Their server gets compromised - you can do nothing about it.
Useful but only if that server is holding client IP data.
Obviously it does; but it appears you did not understand the scenario I explained.
Obviously their server connects to their devices, that's the definition of IoT. Type and "direction" of the connection does not matter the slightest. Obviously their server can update the firmware of their own devices, I don't think there are many IoT devices which do
not do that. Therefore, it is trivial to inject a backdoor into the compromised devices. Communication to these backdoors happen simply via the compromised server.
Using the backdoor you can just scan the whole subnet and get the local 192.168.x.y addresses of anything connected, including your heating controller. And that same backdoor can connect to those devices; just as easily as our "heating controller" scans the 256 addresses of the subnet to find a battery inverter, connects to it, and starts commanding it. Works fine on all 200+ customers having those battery inverters.

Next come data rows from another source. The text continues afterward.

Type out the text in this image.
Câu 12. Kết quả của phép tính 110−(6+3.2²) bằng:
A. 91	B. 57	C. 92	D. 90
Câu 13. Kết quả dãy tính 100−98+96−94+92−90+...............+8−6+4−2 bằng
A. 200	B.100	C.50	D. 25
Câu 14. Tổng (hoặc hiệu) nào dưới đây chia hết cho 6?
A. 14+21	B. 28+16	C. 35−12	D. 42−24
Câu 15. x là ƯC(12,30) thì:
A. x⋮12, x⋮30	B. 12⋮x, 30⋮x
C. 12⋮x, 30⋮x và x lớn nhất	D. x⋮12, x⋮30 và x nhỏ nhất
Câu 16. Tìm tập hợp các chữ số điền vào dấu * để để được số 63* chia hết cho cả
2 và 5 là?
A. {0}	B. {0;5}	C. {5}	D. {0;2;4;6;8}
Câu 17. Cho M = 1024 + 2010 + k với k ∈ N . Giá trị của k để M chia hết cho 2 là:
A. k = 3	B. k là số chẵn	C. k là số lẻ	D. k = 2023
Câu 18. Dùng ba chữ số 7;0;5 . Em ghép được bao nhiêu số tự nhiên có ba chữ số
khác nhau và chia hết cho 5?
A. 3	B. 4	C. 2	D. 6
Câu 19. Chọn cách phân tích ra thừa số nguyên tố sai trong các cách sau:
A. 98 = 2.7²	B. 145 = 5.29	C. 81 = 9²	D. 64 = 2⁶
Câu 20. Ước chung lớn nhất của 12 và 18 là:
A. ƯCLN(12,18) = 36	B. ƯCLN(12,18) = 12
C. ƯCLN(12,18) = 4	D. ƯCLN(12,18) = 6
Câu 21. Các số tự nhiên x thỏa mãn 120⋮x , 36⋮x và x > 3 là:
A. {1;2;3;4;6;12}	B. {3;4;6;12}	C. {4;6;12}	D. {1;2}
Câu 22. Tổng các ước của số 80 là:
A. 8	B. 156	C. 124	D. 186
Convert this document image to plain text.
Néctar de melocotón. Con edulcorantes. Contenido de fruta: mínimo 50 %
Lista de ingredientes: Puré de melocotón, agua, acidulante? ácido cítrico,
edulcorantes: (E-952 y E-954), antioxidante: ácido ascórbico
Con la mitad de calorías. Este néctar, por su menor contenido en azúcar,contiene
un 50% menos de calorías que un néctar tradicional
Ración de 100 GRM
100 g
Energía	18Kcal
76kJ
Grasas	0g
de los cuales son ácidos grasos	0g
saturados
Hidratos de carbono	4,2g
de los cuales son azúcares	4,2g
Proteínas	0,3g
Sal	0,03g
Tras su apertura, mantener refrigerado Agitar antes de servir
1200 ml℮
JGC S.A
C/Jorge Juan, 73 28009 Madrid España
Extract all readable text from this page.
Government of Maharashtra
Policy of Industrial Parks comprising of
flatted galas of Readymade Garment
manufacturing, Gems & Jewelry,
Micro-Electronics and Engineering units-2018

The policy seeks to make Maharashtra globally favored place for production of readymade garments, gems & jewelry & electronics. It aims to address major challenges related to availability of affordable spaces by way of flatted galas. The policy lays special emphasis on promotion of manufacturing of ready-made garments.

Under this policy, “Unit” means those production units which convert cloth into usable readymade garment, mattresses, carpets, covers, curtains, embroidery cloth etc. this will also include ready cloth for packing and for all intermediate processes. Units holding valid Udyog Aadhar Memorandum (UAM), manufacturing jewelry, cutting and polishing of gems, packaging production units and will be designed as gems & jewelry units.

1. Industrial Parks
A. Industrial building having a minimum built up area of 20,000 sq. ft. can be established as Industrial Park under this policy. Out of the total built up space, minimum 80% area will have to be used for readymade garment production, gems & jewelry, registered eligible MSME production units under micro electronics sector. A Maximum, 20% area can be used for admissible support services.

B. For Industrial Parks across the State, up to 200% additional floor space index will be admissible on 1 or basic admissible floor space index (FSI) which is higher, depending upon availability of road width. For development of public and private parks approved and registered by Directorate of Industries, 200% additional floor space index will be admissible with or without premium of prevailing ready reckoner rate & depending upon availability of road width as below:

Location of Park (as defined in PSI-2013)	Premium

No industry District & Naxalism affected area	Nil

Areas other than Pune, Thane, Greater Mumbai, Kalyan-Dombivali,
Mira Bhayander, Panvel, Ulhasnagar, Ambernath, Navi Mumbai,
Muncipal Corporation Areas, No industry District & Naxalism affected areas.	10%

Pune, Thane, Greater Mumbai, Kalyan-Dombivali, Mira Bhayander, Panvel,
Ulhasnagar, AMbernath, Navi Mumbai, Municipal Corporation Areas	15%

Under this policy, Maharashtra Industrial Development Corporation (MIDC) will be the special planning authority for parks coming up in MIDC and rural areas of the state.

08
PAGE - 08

If they were doing their due diligence,
they would notice the weird traffic patterns, but if it is another company where people like you decide, then it will be wide open for months, maybe years.
If I am selling a million boxes, I will get some specialist to design the system, not ask bland one-liner posters on EEVBLOG
It's not that obvious. Maybe your heating controller is the best thing since sliced bread and you get surprised by the sales growth. If it happens at a point where 2-3 years of development already went into the product, you could have a codebase which is large and mostly doing good things (i.e., important features). Such codebase is slow and expensive to rewrite; and while in sudden growth situation, you obviously can't say "sorry, we can't sell, we are redoing the project, please come back in 1.5 years"; no, you must keep selling. So any safety improvements must be something this "specialist" can glue on within a few man-months. But safety as an afterthought is a
colossally bad idea.
That is why you should initially make good fundamental choices. I can assure you, from the experience we are getting
right now, during fast growth even just fixing bugs (even of a relatively well-designed system) and serving customers takes all of your time. Similarly, if you hire a security expert, all of their time is spent fixing bugs and issues even in a well-designed systems (there is no such thing as "perfect").
If you initially decide "oh, we are just selling some tens of units, so no one is important, so safety is not important, so we don't even
try to do it right", then that decision is pretty much set in stone. And I hope everyone involved truly understands this choice and its implications, basically that you can't ever grow as a business, and you can't sell it to others who would like to make it grow. Or -- you can, but then you will become one more horror story we can read in newspapers, and someone might end up in jail. No kidding. And investors specifically do not love being conned; you can't omit the fact hard-limiting decisions like this have been made; -- you can, but again, you might end up in jail.
OTOH, "doing your best" and "being honest", or in legal speak,
due diligence, is surprisingly strong protection,
even if things end up going horribly wrong.